GroupByKey - 要素を Key で集約

PCollection の要素(Key と Value のペア)を Key によって集約します。

test_group_by_key.py
from unittest import TestCase

import apache_beam as beam
from apache_beam.testing.test_pipeline import TestPipeline
from apache_beam.testing.util import assert_that, equal_to


class TestGroupByKey(TestCase):

    def test_group_by_key(self):
        expected = [('cat', ['tama', 'mike']), ('dog', ['pochi'])]

        inputs = [('cat', 'tama'), ('cat', 'mike'), ('dog', 'pochi')]

        with TestPipeline() as p:
            actual = (p
                      | beam.Create(inputs)
                      | beam.GroupByKey())

            assert_that(actual, equal_to(expected))

CoGroupByKey - 要素を Key で集約(複数の PCollection)

複数の PCollection の要素(Key と Value のペア)を Key によって集約します。

test_co_group_by_key.py
from unittest import TestCase

import apache_beam as beam
from apache_beam.testing.test_pipeline import TestPipeline
from apache_beam.testing.util import assert_that, equal_to


class TestCoGroupByKey(TestCase):

    def test_co_group_by_key(self):
        expected = [
            ('amy', (['amy@example.com'], ['111-222-3333', '333-444-5555'])),
            ('julia', (['julia@example.com'], []))
        ]

        inputs1 = [('amy', 'amy@example.com'), ('julia', 'julia@example.com')]
        inputs2 = [('amy', '111-222-3333'), ('amy', '333-444-5555')]

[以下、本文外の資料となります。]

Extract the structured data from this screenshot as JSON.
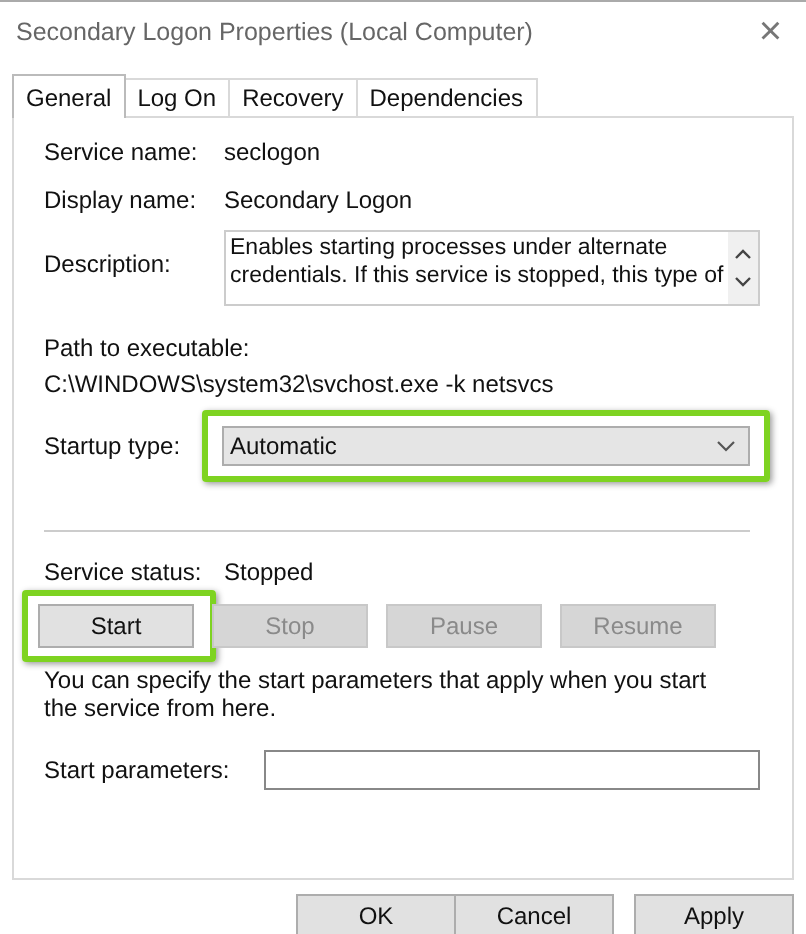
{
  "window": {
    "title": "Secondary Logon Properties (Local Computer)",
    "close": "×"
  },
  "tabs": [
    {
      "label": "General",
      "selected": true
    },
    {
      "label": "Log On",
      "selected": false
    },
    {
      "label": "Recovery",
      "selected": false
    },
    {
      "label": "Dependencies",
      "selected": false
    }
  ],
  "service_name": {
    "label": "Service name:",
    "value": "seclogon"
  },
  "display_name": {
    "label": "Display name:",
    "value": "Secondary Logon"
  },
  "description": {
    "label": "Description:",
    "lines": [
      "Enables starting processes under alternate",
      "credentials. If this service is stopped, this type of"
    ]
  },
  "path": {
    "label": "Path to executable:",
    "value": "C:\\WINDOWS\\system32\\svchost.exe -k netsvcs"
  },
  "startup_type": {
    "label": "Startup type:",
    "value": "Automatic",
    "highlighted": true
  },
  "service_status": {
    "label": "Service status:",
    "value": "Stopped"
  },
  "service_buttons": [
    {
      "label": "Start",
      "disabled": false,
      "highlighted": true
    },
    {
      "label": "Stop",
      "disabled": true,
      "highlighted": false
    },
    {
      "label": "Pause",
      "disabled": true,
      "highlighted": false
    },
    {
      "label": "Resume",
      "disabled": true,
      "highlighted": false
    }
  ],
  "hint": "You can specify the start parameters that apply when you start the service from here.",
  "start_parameters": {
    "label": "Start parameters:"
  },
  "dialog_buttons": [
    "OK",
    "Cancel",
    "Apply"
  ]
}
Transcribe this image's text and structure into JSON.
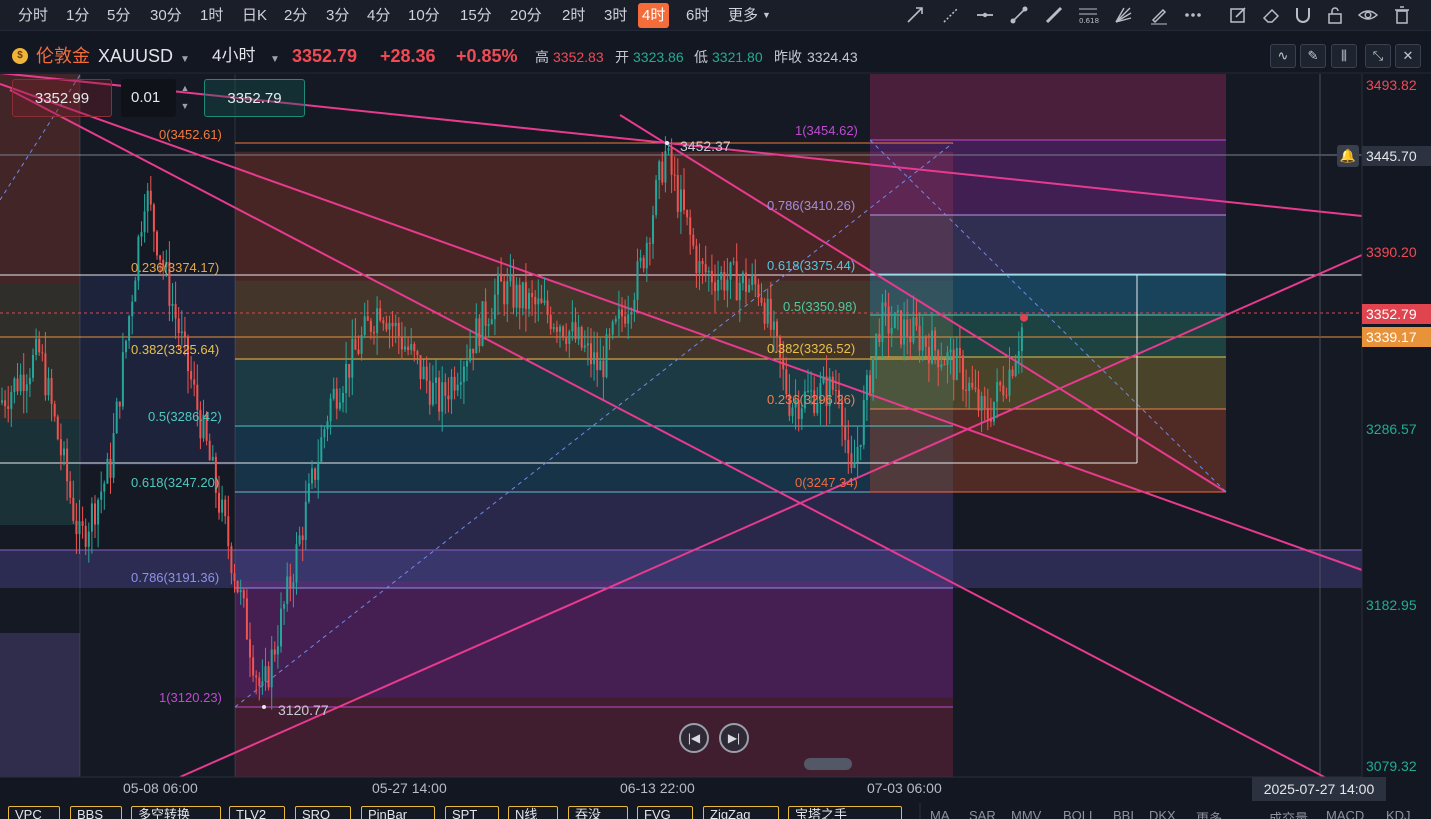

        with TestPipeline() as p:
            pcol1 = p | 'create pcol1' >> beam.Create(inputs1)
            pcol2 = p | 'create pcol2' >> beam.Create(inputs2)

            actual = ((pcol1, pcol2)
                      | beam.CoGroupByKey())

            assert_that(actual, equal_to(expected))

CombineGlobally - 要素の結合

PCollection のすべての要素を結合します。

combine_globally.py
from unittest import TestCase

import apache_beam as beam
from apache_beam.testing.test_pipeline import TestPipeline
from apache_beam.testing.util import assert_that, equal_to


class TestCombineGlobally(TestCase):

    def test_combine_globally(self):
        expected = [55]

        inputs = [1, 2, 3, 4, 5, 6, 7, 8, 9, 10]

        with TestPipeline() as p:
            actual = (p
                      | beam.Create(inputs)
                      | beam.CombineGlobally(sum))

            assert_that(actual, equal_to(expected))

ToList - 要素を1つのリストに格納

PCollection のすべての要素を1つのリストに格納します。

test_to_list.py
from unittest import TestCase

import apache_beam as beam
from apache_beam.testing.test_pipeline import TestPipeline
from apache_beam.testing.util import assert_that, equal_to


class TestToList(TestCase):

    def test_to_list(self):
        expected = [[1, 2, 3, 4, 5, 6, 7, 8, 9, 10]]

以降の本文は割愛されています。